Johann Wolfgang Goethe
Il presunto padre di Jung, l’inimitabile Goethe, trasla l’allegoria astrale di Blanqui in termini materiali, anzi, minerali, spiegando il processo di cui parla il francese dicendo: “Per facilitarci il concetto di esseri organici, consideriamo brevemente i minerali. Questi, così saldi e incrollabili nei loro molteplici elementi di base, non sembrano osservare nelle loro combinazioni, che pure avvengono secondo leggi, né limiti, né ordini. Le parti che le compongono si scindono con facilità per poi entrare in nuove combinazioni; e queste possono, a loro volta, essere annullate, e il corpo che prima sembrava distrutto ci appare nuovamente nella sua integrità”.[10] Una delle lettura che più raccomandiamo ai neofiti della reincarnazione, e che non per nulla, si presta molto bene a sintesi dei più criptici Blanqui e Goethe è William W. Atkinson “La reincarnazione. La legge del Karma.

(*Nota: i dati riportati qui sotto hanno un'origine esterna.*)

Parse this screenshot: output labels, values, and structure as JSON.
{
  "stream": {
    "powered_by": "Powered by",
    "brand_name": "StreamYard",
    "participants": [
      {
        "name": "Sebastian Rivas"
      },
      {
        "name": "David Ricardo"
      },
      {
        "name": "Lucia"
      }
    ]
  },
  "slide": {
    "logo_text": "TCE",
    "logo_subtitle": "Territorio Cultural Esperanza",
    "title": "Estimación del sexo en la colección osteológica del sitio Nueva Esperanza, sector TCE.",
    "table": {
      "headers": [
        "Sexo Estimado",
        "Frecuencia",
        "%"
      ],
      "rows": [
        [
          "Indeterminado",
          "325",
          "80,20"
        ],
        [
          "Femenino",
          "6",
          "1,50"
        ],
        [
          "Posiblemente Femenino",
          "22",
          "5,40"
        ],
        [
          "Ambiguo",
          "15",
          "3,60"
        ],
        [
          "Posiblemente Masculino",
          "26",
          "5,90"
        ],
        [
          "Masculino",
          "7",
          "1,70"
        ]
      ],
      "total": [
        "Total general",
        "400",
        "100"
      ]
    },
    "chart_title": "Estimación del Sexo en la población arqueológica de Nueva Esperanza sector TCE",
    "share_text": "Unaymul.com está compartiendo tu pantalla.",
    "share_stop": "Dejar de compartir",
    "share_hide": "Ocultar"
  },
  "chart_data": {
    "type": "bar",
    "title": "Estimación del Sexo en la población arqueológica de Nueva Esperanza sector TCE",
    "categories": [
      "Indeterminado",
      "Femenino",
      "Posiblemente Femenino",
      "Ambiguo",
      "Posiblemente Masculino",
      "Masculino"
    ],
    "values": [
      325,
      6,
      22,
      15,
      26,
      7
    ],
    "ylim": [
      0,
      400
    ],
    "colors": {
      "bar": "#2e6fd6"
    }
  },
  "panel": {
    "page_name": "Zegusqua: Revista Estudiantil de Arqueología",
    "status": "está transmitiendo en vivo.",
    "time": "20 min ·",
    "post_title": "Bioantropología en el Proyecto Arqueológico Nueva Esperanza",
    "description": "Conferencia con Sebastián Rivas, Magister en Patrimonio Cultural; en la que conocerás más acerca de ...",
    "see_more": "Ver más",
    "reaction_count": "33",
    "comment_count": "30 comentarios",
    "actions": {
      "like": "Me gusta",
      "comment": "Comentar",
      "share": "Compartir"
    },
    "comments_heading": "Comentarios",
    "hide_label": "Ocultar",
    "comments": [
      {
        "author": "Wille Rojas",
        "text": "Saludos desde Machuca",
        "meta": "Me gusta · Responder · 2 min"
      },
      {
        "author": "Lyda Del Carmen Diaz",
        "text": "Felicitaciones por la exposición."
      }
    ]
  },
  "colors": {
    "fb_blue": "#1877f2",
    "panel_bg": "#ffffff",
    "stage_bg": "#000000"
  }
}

Prove e argomenti”. Scrive l’autore: “Malgrado i suoi viaggi nelle diverse incarnazioni e metamorfosi, l’anima resta quella che è, solo che ad ogni metempsicosi, ad ogni metamorfosi della personalità esterna, migliora e si purifica, sviluppa il suo potere e le sue facoltà mentali.”[11] Giunti a questo punto, e ancora non abbiam detto “a” di Platone e i neoplatonici? Lasciamo allora che siano poche parole, di uno tra i più autorevoli esegeti del neoplatonismo, William Shakespeare, a illuminarci dall’alto: “Ah, se tu fossi te stesso! Ma, mio caro, tu solo ti appartieni finchè vivi, a questa inevitabile fine dovresti prepararti, e il tuo dolce volto donare a un altro. Così, quella bellezza che hai solo in prestito non avrebbe termine, e allora tu rivivresti in te stesso dopo la morte”.[12]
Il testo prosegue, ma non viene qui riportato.